In parole povere, estendere l'indagine agli esaltatori della combustione, capaci non solo di velocizzarla ma anche di consentirla negli ambiti fisici altrimenti ostativi. Tra questi, in particolare, suU 'acqua o sott'acqua: fiamme perciò capaci di bruciare anche se abbondantemente cosparse di acqua o addirittura immerse! Di queste ultime, si sa di un curioso esempio tramandatoci da Livio, che lo accenna, senza la benché minima meraviglia, in un rito orgiastico del 186 a.C. Così il brano:" matronas Bac harum habitu crinibus sparsis cum ardentis.facibus dec urre ad nherim , demissasque i11 aquam Jètces , quia uiuum sulpurcum calce insit, integraflamma efferre ... ". 7l gavc origin to a senale consult on the Bacchanals and consequent severe monitoring of the Bacchic mysterics. al ready widcspread by the priestess Annia Pacula in Campania and in Etruria - took piace as fol lows. ln the middle of the night, numerous matrons who were more or less possessed, or more likcly drunk, went to the shores of the Tiber and therein immerged special torchcs impregnateci with lime and sulphur, retrieving them aflame. Either the torches were already ignited prior to the immersion or lhey became so as a consequence of the imme r sion, with the water acting as the ignition factor promoting oxidation, as will later be said of Greekfire!

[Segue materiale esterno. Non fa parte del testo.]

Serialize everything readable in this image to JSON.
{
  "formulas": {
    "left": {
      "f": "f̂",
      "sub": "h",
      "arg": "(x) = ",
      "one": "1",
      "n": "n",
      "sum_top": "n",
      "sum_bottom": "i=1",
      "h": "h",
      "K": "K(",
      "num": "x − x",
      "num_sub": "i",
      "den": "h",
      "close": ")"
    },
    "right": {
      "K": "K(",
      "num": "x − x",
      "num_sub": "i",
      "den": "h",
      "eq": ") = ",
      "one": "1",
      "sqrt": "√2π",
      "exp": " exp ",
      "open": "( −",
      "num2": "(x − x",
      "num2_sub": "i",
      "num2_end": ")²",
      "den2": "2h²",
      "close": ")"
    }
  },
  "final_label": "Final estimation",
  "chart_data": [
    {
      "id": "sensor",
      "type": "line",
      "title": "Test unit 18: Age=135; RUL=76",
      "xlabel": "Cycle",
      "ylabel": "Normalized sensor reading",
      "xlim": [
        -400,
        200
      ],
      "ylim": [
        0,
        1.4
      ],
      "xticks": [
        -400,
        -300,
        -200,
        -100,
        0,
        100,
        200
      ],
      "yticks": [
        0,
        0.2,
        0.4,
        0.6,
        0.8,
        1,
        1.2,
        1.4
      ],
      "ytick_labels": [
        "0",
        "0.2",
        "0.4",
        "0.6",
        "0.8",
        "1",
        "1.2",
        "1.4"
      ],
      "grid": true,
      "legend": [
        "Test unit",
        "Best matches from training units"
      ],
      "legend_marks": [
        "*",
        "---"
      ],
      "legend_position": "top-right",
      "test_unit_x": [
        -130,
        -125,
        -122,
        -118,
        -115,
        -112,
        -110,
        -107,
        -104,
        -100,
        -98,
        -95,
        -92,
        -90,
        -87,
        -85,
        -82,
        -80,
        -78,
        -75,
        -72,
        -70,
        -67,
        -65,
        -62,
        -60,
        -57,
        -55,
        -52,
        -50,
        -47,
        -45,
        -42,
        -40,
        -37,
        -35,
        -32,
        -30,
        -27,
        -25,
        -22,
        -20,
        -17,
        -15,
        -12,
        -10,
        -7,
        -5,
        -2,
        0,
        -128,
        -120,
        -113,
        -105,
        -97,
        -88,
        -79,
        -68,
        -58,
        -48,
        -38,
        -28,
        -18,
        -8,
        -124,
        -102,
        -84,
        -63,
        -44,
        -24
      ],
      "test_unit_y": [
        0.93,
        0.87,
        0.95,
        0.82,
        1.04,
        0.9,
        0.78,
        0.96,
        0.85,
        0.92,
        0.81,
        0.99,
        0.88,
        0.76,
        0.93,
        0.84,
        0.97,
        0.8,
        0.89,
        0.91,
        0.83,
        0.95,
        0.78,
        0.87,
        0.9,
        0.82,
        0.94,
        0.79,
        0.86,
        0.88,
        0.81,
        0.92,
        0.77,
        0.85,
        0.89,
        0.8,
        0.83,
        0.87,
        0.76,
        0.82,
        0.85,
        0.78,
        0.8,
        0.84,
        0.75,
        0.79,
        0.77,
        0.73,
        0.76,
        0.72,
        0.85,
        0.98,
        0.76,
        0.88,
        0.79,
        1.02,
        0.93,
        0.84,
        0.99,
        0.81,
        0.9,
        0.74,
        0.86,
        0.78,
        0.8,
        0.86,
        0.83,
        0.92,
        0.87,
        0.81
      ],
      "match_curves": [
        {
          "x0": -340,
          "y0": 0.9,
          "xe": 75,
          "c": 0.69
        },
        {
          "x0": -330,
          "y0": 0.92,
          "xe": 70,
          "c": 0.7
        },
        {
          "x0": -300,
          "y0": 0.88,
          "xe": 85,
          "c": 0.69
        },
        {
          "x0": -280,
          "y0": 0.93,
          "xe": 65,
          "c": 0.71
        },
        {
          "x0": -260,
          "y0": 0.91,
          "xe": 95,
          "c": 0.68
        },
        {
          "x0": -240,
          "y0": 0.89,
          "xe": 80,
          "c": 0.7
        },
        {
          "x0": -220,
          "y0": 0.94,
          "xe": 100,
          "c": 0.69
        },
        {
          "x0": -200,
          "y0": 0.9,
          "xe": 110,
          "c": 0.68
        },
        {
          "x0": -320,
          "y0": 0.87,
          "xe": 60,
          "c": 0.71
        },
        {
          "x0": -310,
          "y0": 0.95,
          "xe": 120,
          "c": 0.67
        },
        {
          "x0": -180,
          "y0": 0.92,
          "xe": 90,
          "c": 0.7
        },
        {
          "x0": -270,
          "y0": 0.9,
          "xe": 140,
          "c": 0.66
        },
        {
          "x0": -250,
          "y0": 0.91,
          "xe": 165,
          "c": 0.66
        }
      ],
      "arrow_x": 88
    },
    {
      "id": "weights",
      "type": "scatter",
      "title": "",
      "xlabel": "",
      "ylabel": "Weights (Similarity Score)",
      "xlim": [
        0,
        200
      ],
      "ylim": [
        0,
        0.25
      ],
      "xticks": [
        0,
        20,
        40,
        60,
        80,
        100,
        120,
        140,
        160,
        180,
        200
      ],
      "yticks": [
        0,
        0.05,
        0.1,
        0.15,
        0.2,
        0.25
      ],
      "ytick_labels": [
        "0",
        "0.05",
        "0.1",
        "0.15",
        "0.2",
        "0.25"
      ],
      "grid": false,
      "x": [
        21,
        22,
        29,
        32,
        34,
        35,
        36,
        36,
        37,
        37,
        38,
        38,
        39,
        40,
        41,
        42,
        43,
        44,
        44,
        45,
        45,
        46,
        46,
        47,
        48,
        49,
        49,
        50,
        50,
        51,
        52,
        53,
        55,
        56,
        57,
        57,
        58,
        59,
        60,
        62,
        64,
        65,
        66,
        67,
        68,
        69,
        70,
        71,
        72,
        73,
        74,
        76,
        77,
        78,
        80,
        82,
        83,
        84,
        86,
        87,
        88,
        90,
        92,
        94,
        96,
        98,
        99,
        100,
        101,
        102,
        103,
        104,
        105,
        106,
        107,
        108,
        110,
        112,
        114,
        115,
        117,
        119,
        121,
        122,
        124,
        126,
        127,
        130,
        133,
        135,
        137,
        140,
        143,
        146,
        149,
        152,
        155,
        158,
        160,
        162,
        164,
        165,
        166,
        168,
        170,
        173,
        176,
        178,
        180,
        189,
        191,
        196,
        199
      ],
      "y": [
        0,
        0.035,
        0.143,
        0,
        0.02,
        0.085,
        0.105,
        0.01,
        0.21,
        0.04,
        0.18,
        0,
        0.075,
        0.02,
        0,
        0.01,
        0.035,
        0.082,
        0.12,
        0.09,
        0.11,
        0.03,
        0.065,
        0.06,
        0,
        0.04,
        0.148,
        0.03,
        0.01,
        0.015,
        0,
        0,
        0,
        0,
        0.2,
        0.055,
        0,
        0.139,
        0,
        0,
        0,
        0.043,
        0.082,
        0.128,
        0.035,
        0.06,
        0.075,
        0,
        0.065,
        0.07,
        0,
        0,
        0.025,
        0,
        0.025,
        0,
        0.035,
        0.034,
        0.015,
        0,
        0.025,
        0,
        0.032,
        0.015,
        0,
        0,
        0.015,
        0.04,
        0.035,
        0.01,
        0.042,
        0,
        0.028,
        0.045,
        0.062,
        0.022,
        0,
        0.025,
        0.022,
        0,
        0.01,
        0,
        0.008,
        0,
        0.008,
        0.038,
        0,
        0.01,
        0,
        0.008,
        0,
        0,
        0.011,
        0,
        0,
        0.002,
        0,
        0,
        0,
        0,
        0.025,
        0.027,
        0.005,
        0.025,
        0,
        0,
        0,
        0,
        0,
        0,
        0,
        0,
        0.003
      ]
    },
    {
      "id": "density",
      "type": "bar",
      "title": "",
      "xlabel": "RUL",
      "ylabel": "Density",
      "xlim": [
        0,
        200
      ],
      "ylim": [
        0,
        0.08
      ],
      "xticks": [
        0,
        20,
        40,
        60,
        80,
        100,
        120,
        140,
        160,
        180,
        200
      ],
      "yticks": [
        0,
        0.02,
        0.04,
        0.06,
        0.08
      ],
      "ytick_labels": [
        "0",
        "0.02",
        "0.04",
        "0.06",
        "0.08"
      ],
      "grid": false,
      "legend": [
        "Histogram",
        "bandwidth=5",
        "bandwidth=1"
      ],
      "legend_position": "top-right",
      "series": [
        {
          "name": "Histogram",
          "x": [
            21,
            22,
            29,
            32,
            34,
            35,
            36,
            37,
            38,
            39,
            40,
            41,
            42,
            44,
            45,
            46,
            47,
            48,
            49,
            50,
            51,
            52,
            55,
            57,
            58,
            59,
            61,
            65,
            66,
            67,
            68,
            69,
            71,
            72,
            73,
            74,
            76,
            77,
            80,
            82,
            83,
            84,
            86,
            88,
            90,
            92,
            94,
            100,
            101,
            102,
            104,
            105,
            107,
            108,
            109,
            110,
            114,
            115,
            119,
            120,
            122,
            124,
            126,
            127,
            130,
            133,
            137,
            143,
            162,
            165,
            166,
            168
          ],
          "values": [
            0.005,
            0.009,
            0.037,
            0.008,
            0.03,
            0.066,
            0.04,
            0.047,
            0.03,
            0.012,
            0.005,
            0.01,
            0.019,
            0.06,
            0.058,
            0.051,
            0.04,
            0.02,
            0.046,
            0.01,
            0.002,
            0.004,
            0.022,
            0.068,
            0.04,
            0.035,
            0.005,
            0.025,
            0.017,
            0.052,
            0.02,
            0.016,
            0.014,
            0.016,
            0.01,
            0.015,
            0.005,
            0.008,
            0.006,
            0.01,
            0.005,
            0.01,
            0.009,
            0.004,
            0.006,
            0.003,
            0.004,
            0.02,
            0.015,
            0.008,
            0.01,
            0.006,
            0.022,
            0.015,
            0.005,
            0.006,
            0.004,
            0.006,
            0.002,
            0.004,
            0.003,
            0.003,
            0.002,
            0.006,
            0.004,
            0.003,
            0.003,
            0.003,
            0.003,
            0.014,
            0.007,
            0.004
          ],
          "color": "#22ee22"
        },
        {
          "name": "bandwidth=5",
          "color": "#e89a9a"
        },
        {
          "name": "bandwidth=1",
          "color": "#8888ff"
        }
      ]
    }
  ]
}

Dunque stando alla citazione. l'episodio-che per inciso diede 01igine ad un senatoconsulto sui Baccanali dal quale scaturì un severissimo contro l lo de i misteri bacchici, già ampiamente diffusi ad opera della sacerdotessa Annia Pacu la in Campania ed in Etruria - aveva questo svolg imento . Nel cuore della notte, numerose matrone più o meno invasate. o molto più probabilmente ubriache, raggiunta la riva del Tevere immergevano nel la sua acqua delle singolari lorcc impregnate di calce e zolfo, e le ritraevano fiammanti. Dal che delle due l'una: o le torce erano già accese prima dell'immersione o lo divenivano in conseguenza della stessa, agendo l'acqua da innesco della reazione di ossidazione, come più tardi si dirà del.fuoco greco!
In entrambi i casi il fenomeno non può ascriversi alla semplice presenza di zolfo e calce viva ma implica reagenti più sofisticati, g l i stessi che andranno a far parte appun to del fuoco greco e, verosimilmente, ancora prima di giochi pirotecnici del tipo della candela romana. Sensato supporre che alcuni decenni dopo i Romani disponessero di l iquidi pirofori per uso bellico di notevole efficacia.
In both cases the phe nomenon cannot be anributed to the simple presence of sulphur and quicklime, but imp l ies more sophisticated reagents, the same that wiJI later be used in Greek fire and, even before that, for the pyrotechnical effects of the Roman candle. Logica! to suppose that a few decades later the Romans would bave highly effective pyrophoric liquids to use in warfare.